Let’s take a closer look at an issue related to a point from our last Dallas family law blog post. We mentioned that a service member’s family may have visitation with his or her children during a period of active deployment. This, of course, is an important consideration and a fairly recent development under Texas law.

But there are other questions related to child custody that may arise within the context of a military divorce and an active deployment. A common fear among servicemen and servicewomen is that a former spouse will attempt to pursue changes to a child custody arrangement during a deployment overseas, or even out of state. What if an active service member misses a scheduled court date because of a deployment?

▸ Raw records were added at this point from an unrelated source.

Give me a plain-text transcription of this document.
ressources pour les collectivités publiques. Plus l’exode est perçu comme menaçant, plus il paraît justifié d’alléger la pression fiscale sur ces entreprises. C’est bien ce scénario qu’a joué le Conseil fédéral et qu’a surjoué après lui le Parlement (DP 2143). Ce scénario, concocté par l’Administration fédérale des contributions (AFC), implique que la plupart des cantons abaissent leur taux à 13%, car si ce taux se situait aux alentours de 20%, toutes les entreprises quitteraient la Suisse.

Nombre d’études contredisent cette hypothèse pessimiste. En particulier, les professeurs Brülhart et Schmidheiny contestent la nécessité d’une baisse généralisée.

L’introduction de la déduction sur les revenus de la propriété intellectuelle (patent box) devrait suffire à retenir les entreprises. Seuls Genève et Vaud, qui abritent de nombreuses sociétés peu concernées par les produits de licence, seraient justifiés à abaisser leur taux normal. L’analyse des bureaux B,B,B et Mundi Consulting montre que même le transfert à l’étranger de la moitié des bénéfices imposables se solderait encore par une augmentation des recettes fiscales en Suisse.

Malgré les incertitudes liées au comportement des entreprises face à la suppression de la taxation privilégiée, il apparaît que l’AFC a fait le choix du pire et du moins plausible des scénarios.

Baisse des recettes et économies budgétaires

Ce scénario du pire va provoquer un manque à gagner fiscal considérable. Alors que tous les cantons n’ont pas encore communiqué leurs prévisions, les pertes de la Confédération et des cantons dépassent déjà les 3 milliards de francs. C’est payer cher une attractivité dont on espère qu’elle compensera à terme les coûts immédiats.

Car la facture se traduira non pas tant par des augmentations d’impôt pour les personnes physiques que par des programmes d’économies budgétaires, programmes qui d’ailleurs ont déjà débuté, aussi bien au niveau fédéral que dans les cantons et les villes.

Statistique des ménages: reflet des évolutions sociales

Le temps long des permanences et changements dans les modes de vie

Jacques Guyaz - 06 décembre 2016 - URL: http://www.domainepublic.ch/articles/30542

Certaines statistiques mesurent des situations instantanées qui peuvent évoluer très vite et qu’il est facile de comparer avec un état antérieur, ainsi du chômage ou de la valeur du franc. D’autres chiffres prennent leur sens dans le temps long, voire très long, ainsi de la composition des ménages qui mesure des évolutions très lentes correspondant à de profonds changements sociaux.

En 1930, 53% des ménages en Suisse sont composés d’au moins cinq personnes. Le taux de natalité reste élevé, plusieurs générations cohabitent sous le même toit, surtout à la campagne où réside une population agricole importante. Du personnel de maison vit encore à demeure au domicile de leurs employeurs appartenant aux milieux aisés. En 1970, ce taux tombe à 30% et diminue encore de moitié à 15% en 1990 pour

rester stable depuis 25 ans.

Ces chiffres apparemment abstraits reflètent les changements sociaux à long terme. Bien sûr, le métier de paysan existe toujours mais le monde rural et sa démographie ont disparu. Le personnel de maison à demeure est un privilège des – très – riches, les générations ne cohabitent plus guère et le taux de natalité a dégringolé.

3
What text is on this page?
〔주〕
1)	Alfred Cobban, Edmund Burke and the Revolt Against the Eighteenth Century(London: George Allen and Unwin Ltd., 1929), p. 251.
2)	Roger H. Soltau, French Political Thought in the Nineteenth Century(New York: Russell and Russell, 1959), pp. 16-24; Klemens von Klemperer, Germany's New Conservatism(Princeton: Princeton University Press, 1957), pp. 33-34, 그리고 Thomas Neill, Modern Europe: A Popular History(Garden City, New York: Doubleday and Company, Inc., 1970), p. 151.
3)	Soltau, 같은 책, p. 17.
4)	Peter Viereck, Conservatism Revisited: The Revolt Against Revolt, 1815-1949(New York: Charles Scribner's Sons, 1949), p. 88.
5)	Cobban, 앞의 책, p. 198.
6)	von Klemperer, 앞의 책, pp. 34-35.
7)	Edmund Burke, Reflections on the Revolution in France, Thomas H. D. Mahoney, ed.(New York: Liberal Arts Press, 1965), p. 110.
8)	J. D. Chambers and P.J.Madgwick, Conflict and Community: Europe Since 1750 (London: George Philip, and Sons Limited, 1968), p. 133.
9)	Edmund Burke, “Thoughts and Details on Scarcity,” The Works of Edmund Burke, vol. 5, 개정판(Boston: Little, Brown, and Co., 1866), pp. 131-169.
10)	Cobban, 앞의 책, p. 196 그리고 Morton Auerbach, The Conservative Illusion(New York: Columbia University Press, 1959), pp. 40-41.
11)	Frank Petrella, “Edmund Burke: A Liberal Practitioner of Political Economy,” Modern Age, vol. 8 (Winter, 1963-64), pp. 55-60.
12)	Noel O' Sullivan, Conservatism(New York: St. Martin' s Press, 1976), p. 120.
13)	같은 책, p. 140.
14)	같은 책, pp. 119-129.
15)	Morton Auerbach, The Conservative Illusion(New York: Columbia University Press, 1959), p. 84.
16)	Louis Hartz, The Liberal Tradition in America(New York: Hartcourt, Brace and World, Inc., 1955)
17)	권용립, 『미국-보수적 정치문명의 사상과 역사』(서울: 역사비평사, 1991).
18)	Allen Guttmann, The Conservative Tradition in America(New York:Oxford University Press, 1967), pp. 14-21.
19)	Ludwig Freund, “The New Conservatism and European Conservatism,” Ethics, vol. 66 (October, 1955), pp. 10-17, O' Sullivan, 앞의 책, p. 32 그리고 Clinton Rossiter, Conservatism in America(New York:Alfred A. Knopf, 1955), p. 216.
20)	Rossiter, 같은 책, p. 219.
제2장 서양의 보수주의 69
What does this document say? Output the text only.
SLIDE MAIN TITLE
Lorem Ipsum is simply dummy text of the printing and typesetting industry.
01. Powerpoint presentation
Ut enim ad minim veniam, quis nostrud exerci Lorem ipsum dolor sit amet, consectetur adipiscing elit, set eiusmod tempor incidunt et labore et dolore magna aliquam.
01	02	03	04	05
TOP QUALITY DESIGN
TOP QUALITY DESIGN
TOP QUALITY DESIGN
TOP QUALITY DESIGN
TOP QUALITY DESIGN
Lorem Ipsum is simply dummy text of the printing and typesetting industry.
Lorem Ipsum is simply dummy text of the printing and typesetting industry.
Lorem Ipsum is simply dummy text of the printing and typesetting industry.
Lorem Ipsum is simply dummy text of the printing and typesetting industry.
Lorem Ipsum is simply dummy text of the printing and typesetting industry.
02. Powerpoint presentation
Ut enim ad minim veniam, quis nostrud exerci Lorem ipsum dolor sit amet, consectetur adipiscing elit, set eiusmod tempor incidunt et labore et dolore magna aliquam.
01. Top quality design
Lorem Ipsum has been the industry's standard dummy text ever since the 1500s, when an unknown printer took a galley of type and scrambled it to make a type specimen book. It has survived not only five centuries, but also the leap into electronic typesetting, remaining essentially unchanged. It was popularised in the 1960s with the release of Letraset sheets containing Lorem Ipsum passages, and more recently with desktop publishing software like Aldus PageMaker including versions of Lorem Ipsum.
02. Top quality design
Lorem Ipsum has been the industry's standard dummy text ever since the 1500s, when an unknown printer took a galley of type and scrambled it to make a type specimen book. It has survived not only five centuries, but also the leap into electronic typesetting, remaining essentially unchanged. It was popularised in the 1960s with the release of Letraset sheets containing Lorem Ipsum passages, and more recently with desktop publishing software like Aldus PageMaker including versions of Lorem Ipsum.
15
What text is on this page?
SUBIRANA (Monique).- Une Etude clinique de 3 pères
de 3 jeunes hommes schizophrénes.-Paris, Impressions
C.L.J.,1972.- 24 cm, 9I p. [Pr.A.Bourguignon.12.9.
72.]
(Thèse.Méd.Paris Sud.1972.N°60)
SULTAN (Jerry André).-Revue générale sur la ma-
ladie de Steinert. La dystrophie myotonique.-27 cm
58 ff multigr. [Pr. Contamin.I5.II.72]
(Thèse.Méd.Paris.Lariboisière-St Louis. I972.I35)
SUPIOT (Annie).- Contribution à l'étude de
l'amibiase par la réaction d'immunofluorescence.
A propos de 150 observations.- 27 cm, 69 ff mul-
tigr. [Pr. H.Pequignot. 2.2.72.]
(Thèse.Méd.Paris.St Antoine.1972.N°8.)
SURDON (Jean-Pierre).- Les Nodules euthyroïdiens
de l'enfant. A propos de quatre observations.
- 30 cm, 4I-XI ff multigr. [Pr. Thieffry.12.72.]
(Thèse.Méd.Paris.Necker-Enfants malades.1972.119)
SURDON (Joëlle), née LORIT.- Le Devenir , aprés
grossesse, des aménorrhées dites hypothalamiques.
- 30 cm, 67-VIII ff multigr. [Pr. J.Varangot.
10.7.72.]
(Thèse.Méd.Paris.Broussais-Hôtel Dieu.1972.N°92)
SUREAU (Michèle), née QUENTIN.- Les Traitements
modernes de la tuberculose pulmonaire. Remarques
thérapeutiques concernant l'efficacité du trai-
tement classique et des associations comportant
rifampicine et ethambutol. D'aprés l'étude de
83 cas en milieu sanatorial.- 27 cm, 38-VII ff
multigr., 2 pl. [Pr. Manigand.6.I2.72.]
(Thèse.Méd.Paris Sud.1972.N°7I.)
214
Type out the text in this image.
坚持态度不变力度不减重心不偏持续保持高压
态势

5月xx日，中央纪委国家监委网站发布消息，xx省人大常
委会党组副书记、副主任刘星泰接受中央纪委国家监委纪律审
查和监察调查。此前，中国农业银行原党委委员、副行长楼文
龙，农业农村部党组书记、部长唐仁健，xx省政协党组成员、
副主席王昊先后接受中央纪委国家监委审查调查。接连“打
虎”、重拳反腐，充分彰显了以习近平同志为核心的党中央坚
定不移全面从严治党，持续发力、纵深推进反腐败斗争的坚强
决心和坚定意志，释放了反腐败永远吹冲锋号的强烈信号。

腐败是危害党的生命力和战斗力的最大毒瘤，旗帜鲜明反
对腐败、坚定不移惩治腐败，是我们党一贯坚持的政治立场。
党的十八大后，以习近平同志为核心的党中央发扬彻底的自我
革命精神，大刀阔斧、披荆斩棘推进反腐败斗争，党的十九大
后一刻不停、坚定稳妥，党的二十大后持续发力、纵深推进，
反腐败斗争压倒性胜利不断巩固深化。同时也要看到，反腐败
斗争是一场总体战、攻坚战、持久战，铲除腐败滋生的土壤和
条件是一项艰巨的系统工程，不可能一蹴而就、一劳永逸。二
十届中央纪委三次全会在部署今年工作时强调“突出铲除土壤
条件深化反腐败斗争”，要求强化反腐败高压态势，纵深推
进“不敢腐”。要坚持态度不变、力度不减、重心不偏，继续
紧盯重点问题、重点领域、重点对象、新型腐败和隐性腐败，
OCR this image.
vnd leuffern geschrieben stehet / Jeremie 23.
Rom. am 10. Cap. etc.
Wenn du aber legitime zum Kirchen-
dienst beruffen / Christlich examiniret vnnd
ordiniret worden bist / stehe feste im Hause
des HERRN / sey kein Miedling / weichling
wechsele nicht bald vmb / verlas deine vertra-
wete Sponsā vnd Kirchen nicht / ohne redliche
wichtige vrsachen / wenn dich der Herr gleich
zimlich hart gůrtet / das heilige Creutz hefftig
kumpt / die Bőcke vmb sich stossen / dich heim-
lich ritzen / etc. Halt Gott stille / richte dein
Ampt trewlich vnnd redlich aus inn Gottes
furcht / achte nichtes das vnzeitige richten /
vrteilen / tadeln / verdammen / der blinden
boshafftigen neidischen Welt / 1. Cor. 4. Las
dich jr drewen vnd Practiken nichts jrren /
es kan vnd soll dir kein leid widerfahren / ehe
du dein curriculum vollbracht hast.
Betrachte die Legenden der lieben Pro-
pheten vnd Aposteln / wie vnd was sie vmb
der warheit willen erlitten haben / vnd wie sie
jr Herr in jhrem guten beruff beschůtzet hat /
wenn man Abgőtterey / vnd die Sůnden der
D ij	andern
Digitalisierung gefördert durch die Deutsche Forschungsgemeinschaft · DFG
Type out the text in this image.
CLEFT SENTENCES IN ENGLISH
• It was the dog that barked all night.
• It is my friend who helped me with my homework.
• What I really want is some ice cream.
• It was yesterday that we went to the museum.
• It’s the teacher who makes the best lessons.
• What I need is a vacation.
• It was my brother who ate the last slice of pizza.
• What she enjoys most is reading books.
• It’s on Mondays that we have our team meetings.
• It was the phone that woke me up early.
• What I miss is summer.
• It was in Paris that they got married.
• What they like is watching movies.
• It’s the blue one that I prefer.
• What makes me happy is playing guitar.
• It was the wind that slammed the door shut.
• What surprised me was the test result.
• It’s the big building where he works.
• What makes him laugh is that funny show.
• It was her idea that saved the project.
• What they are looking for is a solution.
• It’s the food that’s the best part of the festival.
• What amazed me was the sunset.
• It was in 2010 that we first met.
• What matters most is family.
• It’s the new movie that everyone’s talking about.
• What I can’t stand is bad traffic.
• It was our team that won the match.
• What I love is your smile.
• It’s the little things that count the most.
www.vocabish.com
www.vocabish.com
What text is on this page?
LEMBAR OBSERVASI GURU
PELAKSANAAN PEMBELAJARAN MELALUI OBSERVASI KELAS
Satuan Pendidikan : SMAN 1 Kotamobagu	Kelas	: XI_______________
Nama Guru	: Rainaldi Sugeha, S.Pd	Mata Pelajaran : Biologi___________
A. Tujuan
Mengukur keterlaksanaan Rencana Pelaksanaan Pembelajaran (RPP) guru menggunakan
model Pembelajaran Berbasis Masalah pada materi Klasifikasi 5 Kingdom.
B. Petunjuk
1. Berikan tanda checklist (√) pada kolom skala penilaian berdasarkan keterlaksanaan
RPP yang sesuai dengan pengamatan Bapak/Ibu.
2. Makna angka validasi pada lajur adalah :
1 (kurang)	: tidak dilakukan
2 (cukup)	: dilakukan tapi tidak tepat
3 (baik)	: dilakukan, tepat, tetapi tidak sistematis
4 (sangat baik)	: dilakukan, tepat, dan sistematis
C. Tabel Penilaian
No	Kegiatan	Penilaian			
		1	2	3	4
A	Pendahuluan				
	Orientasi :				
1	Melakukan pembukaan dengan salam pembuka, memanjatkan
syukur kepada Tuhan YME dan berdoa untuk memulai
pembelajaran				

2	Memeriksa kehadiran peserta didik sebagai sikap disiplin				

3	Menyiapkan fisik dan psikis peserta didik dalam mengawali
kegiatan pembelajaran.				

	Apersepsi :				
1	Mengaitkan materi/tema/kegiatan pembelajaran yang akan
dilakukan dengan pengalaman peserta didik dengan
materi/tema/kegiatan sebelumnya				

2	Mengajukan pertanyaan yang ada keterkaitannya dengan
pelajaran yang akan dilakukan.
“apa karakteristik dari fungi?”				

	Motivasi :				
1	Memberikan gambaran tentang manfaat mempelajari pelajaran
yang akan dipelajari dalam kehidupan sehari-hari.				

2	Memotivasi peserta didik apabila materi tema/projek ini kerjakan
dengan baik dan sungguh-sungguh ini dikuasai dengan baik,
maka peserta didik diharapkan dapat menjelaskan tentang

There is a federal law which protects active service members in this situation. It applies to any of the following when called to active duty:

  • Regular armed forces members
  • National Guard
  • Reserves
  • Coast Guard

The law in question is called the Servicemembers Civil Relief Act.

The protection provided by SCRA is essentially simple: it allows any of the above on active duty to postpone, or “stay,” administrative or court proceedings, including child custody hearings. A written request under SCRA will provide an automatic 90-day stay. Additional time may be requested, but is subject to the judge or other presiding official’s discretion.

There are limitations to SCRA, however. One’s military service must materially affect one’s ability to appear at a hearing. And SCRA cannot be used to postpone criminal proceedings. This information is general in nature only and not intended as legal advice, but military service members with questions about whether SCRA can help them — or how to exercise their rights under SCRA — may wish to consult a legal professional.